Digital banking saat ini
adalah sebuah keharusan. Gelombangnya tak bisa dielakkan oleh industri
perbankan di Indonesia. Dan otoritas tengah menyiapkan aturan dan segala
sesuatu yang berhubungan dengan era baru di sektor keuangan itu.
Seorang
CEO bank asing terkemuka mengatakan dalam sebuah acara bincang-bincang, bahwa
salah satu tren yang tengah melanda dunia saat ini adalah digitalisasi. Dia
tidak sedang membesar-besarkan fakta, tidak pula mengecilkannya. Dia
menjabarkan apa yang sudah dialami oleh perusahaannya ketika era digitalisasi
sudah tidak bisa dibendung. Bank ini pun kemudian mengeluarkan alat pembayaran
digitalnya sendiri: Citicoin, sebagai respons atas perkembangan digital yang
mau tak mau merambah ke sektor keuangan.
Bersama
masifnya penggunaan telepon pintar, maraknya penggunaan Internet telah membawa
dunia ke fase kemajuan selanjutnya. Menurut data global, selama lima tahun
terakhir pengguna Internet melonjak hingga 128 persen. hal itu tidak terlepas
dari perkembangan teknologi pada smartphone
makin mendukung penyebarluasan Internet.
Saat
ini hampir tidak ada sendi kehidupan yang tidak tersentuh Internet, termasuk
perbankan. Dan hal inilah yang mendorong tsunami digitalisasi di sektor
perbankan. Boleh dibilang, gelombang pertama digitalisasi dunia terjadi di era
80-an, ketika revolusi digital mengubah teknologi mekanik dan elektronik analog
kepada teknologi digital.
Di
dunia perbankan hal itu mulai berdampak pada pertengahan hingga akhir 90-an
ketika industri terutama di Amerika Serikat mengadopsinya dengan menghadirkan call center untuk meningkatkan pelayanan
kepada nasabah.

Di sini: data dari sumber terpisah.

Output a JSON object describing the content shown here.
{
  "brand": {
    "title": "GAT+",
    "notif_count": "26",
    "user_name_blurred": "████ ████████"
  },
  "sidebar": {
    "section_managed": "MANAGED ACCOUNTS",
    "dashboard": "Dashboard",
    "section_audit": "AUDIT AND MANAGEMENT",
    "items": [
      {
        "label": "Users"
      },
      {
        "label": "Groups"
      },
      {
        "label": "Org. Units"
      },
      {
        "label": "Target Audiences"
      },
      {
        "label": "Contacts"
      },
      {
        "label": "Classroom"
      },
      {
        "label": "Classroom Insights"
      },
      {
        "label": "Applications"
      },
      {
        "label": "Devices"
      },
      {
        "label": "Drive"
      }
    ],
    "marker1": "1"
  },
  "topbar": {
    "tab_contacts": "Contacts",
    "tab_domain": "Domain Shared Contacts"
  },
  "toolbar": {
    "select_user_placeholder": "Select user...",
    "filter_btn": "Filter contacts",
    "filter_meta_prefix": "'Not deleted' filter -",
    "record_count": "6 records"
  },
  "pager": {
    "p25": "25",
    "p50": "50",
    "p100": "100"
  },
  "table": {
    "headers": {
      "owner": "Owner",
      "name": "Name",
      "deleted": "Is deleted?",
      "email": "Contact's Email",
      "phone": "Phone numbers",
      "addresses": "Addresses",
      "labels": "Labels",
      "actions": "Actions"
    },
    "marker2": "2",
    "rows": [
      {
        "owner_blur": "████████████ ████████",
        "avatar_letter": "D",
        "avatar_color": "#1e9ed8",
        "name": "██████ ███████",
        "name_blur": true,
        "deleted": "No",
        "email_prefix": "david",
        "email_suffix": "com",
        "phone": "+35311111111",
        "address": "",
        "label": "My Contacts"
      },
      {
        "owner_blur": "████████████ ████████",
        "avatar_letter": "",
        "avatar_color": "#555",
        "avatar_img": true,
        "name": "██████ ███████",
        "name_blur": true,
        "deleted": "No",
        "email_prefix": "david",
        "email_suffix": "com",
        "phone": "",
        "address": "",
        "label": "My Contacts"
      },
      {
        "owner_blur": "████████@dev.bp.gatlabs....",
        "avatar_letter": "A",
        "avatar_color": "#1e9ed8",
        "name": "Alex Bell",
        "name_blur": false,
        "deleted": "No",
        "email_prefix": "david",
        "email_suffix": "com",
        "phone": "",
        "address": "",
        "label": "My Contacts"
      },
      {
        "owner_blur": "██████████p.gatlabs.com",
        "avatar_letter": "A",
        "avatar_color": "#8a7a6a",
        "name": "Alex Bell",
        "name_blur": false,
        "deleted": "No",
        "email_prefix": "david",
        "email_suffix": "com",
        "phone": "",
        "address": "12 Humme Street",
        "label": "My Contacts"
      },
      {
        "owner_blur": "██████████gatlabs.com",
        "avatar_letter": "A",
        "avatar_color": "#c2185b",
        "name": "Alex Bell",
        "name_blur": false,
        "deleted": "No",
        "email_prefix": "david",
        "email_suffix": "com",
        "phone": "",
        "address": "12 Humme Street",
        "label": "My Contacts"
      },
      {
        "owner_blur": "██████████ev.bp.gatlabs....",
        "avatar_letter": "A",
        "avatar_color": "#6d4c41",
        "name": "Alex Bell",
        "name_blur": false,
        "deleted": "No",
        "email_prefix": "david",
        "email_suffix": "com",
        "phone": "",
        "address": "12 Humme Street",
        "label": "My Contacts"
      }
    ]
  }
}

Pada saat itu industri perbankan AS juga tengah melihat
kemunculan online banking.
Gelombang
kedua dimulai pasca 90-an atau awal 2000-an, ketika Internet merebak dan
mencapai puncak ketika gelembung industri dotcom meletus di AS. Ketika itu
istilah Internet banking mulai muncul di AS dan Barat dan kemudian menyebar ke
seantero dunia seiring dengan menjalarnya penggunaan Internet.
Menurut
majalah ekonomi terkemuka, The Economist, kemajuan teknologi saat ini membuat
gelombang ketiga era bank digital terlihat lebih berkelanjutan. “Proliferasi
dan kecanggihan smartphone dan tablet
memungkinkan bank untuk menawarkan layanan yang lebih banyak online,” kata majalah itu. Daripada
harus memilih antara antrian di cabang atau duduk di depan komputer, pelanggan
kini dapat memeriksa saldo atau membayar tagihan menggunakan ponsel mereka
sambil duduk di bus. “Mereka dapat menyimpan cek dengan memotret mereka dan
menerima pembayaran kartu kredit menggunakan ponsel mereka. Akibatnya, jumlah
transaksi yang terjadi di cabang terus merosot.”
Oleh
karena itu, satu dampak yang tidak bisa dielakkan dari perkembangan era
digitalisasi adalah merosotnya jumlah kantor cabang bank. Menurut majalah itu
pula, di artikel yang lain, selama bertahun-tahun jumlah kantor cabang di
negara-negara kaya telah berada di jalan menurun, sebuah tren yang tidak
menunjukkan tanda-tanda untuk mereda. Di Amerika kantor jumlah cabang bank yang
telah lenyap pada 2015 mencapai 1.441 kantor dibandingkan tahun sebelumnya, dan
amblas sebanyak 5.439 kantor dibanding jumlahnya pada masa puncak tahun 2008.
Bahkan
di Eropa telah berdiri bank yang menjalankan semua operasinya dan layanannya
dengan cara digital. Hello Bank! adalah bank digital yang dimiliki oleh BNP
Paribas dan mulai beroperasi pada tahun 2013. Bank yang beroperasi di Perancis,
Belgia, Jerman, Italia dan Austria ini mengklaim bahwa mereka adalah bank pertama
yang menjalankan bank 100 persen secara mobile digital di Eropa (dan dunia).
Indonesia
Di
Indonesia sendiri, jumlah pengguna telepon pintar telah melebih jumlah
penduduknya. Sejak dua-tiga tahun belakangan, penggunaan Internet, yang
disokong kehadiran smartphone sudah menyergap hampir semua sendi kehidupan: booking tiket pesawat, membeli buku atau
musik, membeli barang-barang grosir atau ritel, hingga alat transportasi.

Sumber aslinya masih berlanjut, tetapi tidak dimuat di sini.